Des poules urbaines et des chiens abandonnés

(Marjolaine Jolicoeur) On annonce l’implantation, dans l’arrondissement  Rosemont–La Petite-Patrie à Montréal, de plusieurs poulaillers urbains dans les cours arrières des résidences.

Au même moment, la Société pour la prévention de la cruauté envers les animaux (SPCA) de Montréal déplore que pendant la période des déménagements – de juin à septembre –  de nombreux chiens et chats sont abandonnés et se retrouvent dans leurs locaux. Certains, faute de trouver un compagnon-humain, devront être euthanasiés.

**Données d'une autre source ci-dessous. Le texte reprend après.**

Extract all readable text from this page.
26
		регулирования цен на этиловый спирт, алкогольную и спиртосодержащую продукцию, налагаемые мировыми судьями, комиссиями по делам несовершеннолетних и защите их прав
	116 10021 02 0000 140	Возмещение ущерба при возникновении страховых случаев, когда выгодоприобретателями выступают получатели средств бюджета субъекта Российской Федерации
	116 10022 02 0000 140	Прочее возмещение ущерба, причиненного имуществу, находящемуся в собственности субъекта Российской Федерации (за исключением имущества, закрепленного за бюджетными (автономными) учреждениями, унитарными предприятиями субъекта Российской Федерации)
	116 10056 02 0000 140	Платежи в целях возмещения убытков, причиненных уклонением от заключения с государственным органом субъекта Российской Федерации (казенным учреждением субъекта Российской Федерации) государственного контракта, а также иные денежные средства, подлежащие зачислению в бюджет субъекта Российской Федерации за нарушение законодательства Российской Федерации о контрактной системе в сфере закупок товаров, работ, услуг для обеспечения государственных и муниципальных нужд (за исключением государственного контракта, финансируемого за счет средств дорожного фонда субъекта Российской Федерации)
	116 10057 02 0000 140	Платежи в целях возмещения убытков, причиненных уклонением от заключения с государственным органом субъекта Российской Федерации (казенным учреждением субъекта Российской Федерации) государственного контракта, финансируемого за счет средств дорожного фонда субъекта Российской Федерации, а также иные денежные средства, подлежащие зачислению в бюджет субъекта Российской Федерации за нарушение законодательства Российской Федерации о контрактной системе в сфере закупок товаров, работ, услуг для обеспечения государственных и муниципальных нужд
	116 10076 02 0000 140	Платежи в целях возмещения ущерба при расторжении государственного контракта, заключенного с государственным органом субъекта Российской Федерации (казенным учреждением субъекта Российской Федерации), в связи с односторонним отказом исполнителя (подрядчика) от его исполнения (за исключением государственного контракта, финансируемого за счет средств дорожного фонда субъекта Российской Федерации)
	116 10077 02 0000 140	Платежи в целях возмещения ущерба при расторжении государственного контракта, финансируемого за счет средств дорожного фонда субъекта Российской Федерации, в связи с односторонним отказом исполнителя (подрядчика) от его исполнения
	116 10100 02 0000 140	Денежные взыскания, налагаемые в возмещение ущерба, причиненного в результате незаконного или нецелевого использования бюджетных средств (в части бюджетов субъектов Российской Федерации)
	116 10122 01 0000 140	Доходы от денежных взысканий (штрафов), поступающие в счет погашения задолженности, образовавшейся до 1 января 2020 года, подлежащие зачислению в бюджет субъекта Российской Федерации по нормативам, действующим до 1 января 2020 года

Un sondage datant de 2013 révèle que près de 50 000 animaux sont abandonnés chaque année, seulement dans la région de Montréal. Au Québec, un demi-million d’animaux sont délaissés et euthanasiés annuellement. Une statistique encore plus terrible : toujours selon la SPCA, 45 % des Montréalais ont un animal dit domestique qu’ils ne gardent qu’en moyenne 2 ans avant de l’abandonner dans la rue, de le donner à un refuge ou de le faire euthanasier.

Verrons-nous ce même phénomène d’irresponsabilité humaine s’étendre aux poules urbaines?

Pitié pour les vieilles poules

Les poulaillers urbains  amènent de grandes possibilités d’abandon, d’abus, de négligence et de maltraitance animale.

Alors qu’on peine à s’occuper correctement des chiens et des chats, l’introduction de poules en milieu urbain ne fera qu’augmenter la souffrance animale.

Une poule peut vivre pendant plus de 10 ans, mais cessera de pondre bien avant. On continuera de la garder, même si elle ne produit plus d’œufs?  Ou on lui coupera le cou pour qu’elle finisse dans une soupe?

Une poule peut tomber malade, avoir besoin de soins vétérinaires. Et l’hiver venu, sera-t-il toujours possible qu’on s’occupe d’elle, en lui procurant un endroit chaud et confortable? Avec tout ce que cela comporte en temps et en argent?

Un non massif des organismes de protection animale

Il est curieux qu’on mette de l’avant un tel projet de poulaillers urbains, alors que, d’une façon unanime, les organismes de protection animale s’y opposent.

La SPCA de Montréal, qui reçoit présentement une vingtaine de poules et de coqs négligés, a déclaré récemment qu’elle « s’inquiétait face au projet » et craignait que le phénomène de l’abandon ne prenne de l’ampleur.

Aux États-Unis, une coalition d’une dizaine de refuges animaliers (Farm Sanctuary, United Poultry Concerns, Woodstock Farm Animal Sanctuary, etc.)  conteste l’introduction de poules en milieu urbain. Au cours des dernières années, ces refuges ont dû recueillir un nombre toujours plus grandissant de poules abandonnées ou de coqs, alors qu’ils sont déjà surpeuplés et en manque de financement, tout comme ceux du Québec.

Un menu pas appétissant

Malheureusement  hygiène déficiente, insalubrité, ramassages des déjections et effluves de poulaillers sont aussi au menu avec l’introduction de poules urbaines, avec en prime la salmonellose.

En 2015, on a répertorié l’éclosion de  61 cas de salmonellose reliés à des poules urbaines en l’espace de deux mois, en Alberta, en Colombie-Britannique et au Manitoba; neuf personnes ont été hospitalisées.

En 2016 aux États-Unis, entre les mois de janvier et mai, 324 personnes furent infectées par la salmonellose provenant de poules urbaines.

Exploitation animale

Comme il extrêmement difficile de savoir à l’avance si les poussins sont de sexe féminin, il est fort possible de se retrouver avec des coqs. Et l’on doit savoir qu’après avoir déterminé le sexe d’un poussin, on ne garde que les femelles pondeuses alors que les mâles finissent broyés, hachés vivants, entassés dans de grands sacs en plastique où ils meurent par suffocation.

Malgré les normes, les règlements, la bonne volonté, avoir des poules dans sa cour relève de l’exploitation animale.

Les citadins ne  voulant pas être complices des élevages industriels où les poules sont gardées à plusieurs dans une cage, devraient se tourner vers les producteurs d’œufs biologiques.

Et puis, si on aime vraiment les poules, il faudrait aussi penser à diminuer ou même cesser sa consommation d’œufs, autant pour  notre santé, que pour celle des  animaux et de la planète.